Housing/Property
Affordable Housing: Activist Tasks Govt On UN Standards
Worried by the high
percentage of workers salaries spent on accommodation particularly those in the civil service, a human rights activist, Mr. Frank Ikenya, has called on both federal and state governments to follow the United Nations Standards for affordable housing and make such available for the people.
Ikenya, who is a lawyer by training in a chat with The Tide in Port Harcourt, said that the United Nations Standard is that nobody should pay more than 30 per cent of his income on rent.
He said that investigations had revealed that most of the civil servants spend 60 per cent of their salaries to service their rent annually.
“By the time a civil servant pays 60 per cent of his income on house it definitely affects his general well being.
“The United Nations (UN) Standard is that nobody should pay more than 30 per cent of his income on rent.
“By the time you pay more than 30 per cent, it means that the house is not affordable.
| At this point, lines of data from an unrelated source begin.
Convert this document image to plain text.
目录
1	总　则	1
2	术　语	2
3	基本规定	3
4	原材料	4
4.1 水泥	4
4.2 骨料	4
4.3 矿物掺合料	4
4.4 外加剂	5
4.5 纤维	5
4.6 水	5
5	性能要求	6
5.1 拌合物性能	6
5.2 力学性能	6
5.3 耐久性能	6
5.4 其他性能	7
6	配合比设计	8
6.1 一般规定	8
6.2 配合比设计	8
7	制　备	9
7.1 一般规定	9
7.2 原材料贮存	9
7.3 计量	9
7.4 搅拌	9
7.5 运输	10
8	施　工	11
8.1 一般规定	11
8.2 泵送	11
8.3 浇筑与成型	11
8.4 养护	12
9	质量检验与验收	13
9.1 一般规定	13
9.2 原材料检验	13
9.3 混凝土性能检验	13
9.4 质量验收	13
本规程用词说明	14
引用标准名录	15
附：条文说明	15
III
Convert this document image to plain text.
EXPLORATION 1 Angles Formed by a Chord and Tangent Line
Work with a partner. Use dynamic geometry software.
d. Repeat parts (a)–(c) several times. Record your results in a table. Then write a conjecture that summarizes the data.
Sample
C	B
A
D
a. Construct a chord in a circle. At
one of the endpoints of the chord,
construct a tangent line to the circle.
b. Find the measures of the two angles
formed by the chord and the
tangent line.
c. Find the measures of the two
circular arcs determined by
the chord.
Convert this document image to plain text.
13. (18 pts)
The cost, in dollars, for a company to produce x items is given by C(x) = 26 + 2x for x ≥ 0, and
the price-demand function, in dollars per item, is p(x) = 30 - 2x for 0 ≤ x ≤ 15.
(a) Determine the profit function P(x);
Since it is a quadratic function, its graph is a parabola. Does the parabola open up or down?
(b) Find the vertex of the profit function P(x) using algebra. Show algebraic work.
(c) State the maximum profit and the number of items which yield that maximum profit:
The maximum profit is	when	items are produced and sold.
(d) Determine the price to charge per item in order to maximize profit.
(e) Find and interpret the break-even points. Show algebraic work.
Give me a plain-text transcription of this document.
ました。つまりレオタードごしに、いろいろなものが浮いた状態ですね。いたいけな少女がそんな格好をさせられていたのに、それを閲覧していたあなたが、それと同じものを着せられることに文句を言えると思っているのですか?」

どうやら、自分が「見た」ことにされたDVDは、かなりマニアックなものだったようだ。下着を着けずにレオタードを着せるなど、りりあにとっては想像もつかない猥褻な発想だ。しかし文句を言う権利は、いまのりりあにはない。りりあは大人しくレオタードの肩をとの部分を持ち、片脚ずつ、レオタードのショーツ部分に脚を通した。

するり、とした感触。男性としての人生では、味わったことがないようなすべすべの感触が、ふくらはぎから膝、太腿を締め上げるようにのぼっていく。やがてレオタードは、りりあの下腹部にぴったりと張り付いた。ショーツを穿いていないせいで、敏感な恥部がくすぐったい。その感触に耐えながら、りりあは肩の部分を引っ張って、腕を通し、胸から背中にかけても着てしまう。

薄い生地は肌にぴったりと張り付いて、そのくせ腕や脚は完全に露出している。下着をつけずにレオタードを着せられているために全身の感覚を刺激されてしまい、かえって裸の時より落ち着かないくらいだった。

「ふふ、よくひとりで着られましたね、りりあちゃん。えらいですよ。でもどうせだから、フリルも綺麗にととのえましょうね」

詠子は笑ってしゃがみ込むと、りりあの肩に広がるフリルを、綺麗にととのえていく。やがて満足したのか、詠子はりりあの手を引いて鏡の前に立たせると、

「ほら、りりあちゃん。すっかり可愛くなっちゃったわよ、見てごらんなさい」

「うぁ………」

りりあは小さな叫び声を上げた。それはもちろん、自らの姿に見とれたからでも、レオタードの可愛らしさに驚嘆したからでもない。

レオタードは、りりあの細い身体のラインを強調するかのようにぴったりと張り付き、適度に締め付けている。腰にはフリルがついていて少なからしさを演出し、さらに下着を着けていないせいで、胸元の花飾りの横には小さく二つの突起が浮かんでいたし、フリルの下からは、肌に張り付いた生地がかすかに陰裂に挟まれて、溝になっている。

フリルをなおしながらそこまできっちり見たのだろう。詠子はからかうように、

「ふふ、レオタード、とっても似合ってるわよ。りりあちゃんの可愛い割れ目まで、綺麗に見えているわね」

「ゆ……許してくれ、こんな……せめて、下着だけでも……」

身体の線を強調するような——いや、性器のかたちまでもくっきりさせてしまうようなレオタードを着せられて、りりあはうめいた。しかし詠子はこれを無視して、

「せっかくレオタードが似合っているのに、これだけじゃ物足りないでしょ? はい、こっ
UN believes that if you pay 30 per cent on rent, then you have the other 70 per cent to meet your needs, but in Nigeria the reverse is the case,” he said.
According to him, the reason for the position of the United Nations’ 30 per cent threshold of what is affordable is based on the fact that one can not do other things or take care of other basic needs after spending 60 per cent on accommodation alone.
He therefore urged government to stimulate people’s interest in land title registration and conversion of customary titles to statutory right of occupancy at minimal cost.